Applications will compete for available funds with all other
approved applications assigned to NIAID. The following will be
considered in making funding decisions: the scientific and
technical merit of the proposed project as determined by peer
review, and the availability of funds. In the final selection of
applications to be funded, consideration will be given to achieving
balanced coverage of the scientific areas of emphasis recommended
by NIAID and AVRC.


Inquiries are strongly encouraged.  The opportunity to clarify any
issues or questions from potential applicants is welcome.

The Division of AIDS is currently constructing a website for AIDS
vaccine research with an emphasis on facilitating participation in
applying for AIDS vaccine funds. There will be information
describing the various programs targeting AIDS vaccine research and
announcement of currently active AIDS vaccine-related program
announcements, contracts and their associated deadlines. Updates
concerning the continuing Innovation grant program will be
available as well. The site is accessible through the NIAID home.

Applicants new to the field of AIDS research are encouraged to
explore the NIH AIDS Research and Reference Reagent Program and
availability of human specimens at
These programs make available small quantities of viruses,
antibodies, HIV proteins, plasmids, and other reagents to researchers.

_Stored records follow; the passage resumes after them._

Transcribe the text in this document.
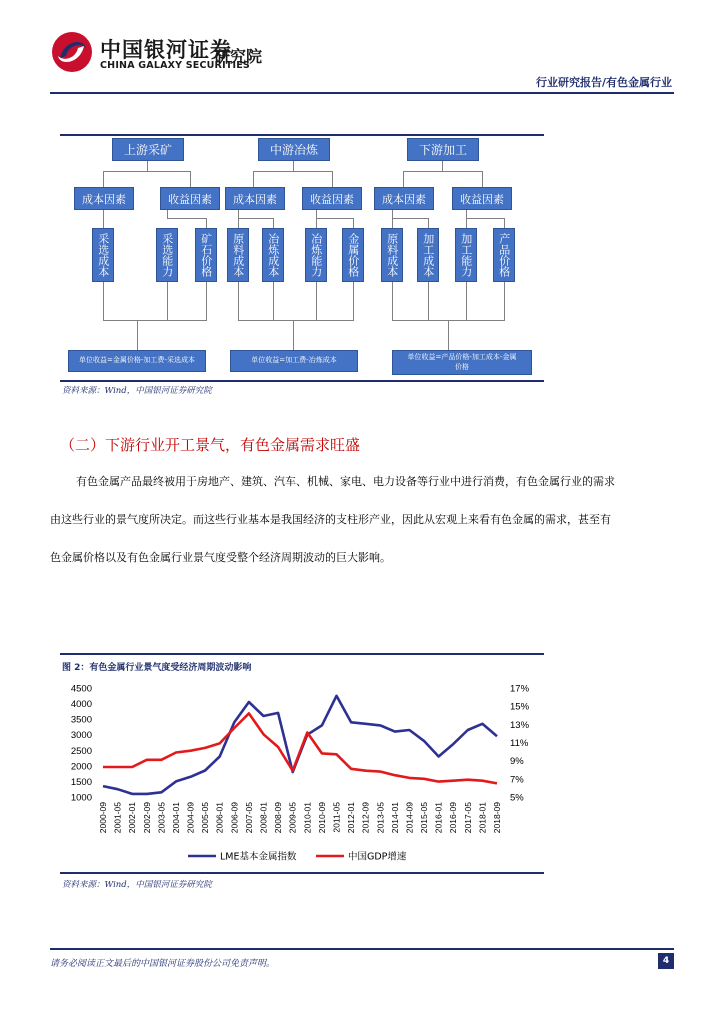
中国银河证券
CHINA GALAXY SECURITIES
研究院
行业研究报告/有色金属行业
上游采矿
成本因素	收益因素
采选成本	采选能力	矿石价格
单位收益=金属价格-加工费-采选成本
中游冶炼
成本因素	收益因素
原料成本	冶炼成本	冶炼能力	金属价格
单位收益=加工费-冶炼成本
下游加工
成本因素	收益因素
原料成本	加工成本	加工能力	产品价格
单位收益=产品价格-加工成本-金属
价格
资料来源：Wind，中国银河证券研究院
（二）下游行业开工景气，有色金属需求旺盛

有色金属产品最终被用于房地产、建筑、汽车、机械、家电、电力设备等行业中进行消费，有色金属行业的需求

由这些行业的景气度所决定。而这些行业基本是我国经济的支柱形产业，因此从宏观上来看有色金属的需求，甚至有

色金属价格以及有色金属行业景气度受整个经济周期波动的巨大影响。

图 2：有色金属行业景气度受经济周期波动影响
4500
4000
3500
3000
2500
2000
1500
1000
17%
15%
13%
11%
9%
7%
5%
2000-09 2001-05 2002-01 2002-09 2003-05 2004-01 2004-09 2005-05 2006-01 2006-09 2007-05 2008-01 2008-09 2009-05 2010-01 2010-09 2011-05 2012-01 2012-09 2013-05 2014-01 2014-09 2015-05 2016-01 2016-09 2017-05 2018-01 2018-09
LME基本金属指数	中国GDP增速
资料来源：Wind，中国银河证券研究院
请务必阅读正文最后的中国银河证券股份公司免责声明。	4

Direct inquiries regarding programmatic issues to:

Dr. Steve Bende
Division of AIDS
National Institute of Allergy and Infectious Diseases
6003 Executive Boulevard, Room 2A29, MSC 7620
Bethesda, MD  20892-7620
Rockville, MD 20852 (for express/courier service)
Telephone:  (301) 435-3756
FAX:  (301) 402-3684

Direct inquiries regarding review matters to:

Dr. Peter R. Jackson
Division of Extramural Activities
National Institute of Allergy and Infectious Diseases
6003 Executive Boulevard, Room 4C10, MSC 7610
Bethesda, MD 20892-7610
Telephone:  (301) 496-2550
FAX:  (301) 402-2638

Direct inquiries regarding fiscal matters to:

Jane Unsworth
Division of Extramural Activities
National Institute of Allergy and Infectious Diseases
6003 Executive Boulevard, Room 4B25, MSC 7610
Bethesda, MD 20892-7610
Telephone:  (301) 402-6824
FAX:  (301) 480-3780


This program is described in the Catalog of Federal Domestic
Assistance No. 93.855 and 93.856. Awards are made under
authorization of the Public Health Service Act, Sec. 301(c), Public
Law 78-410, as amended.  Awards will be administered under PHS
grants policies and Federal Regulations 42 CFR Part 52 and 45 CFR
Part 74.  This program is not subject to the intergovernmental
review requirements of Executive Order 12372 or Health Systems

The PHS strongly encourages all grant and contract recipients to
provide a smoke-free workplace and promote the non-use of all
tobacco products.  In addition, Public Law 103-227, the Pro-
Children Act of 1994, prohibits smoking in certain facilities (or
in some cases, any portion of a facility) in which regular or
routine education, library, day care, health care or early
childhood development services are provided to children.  This is
consistent with the PHS mission to protect and advance the physical
and mental health of the American people.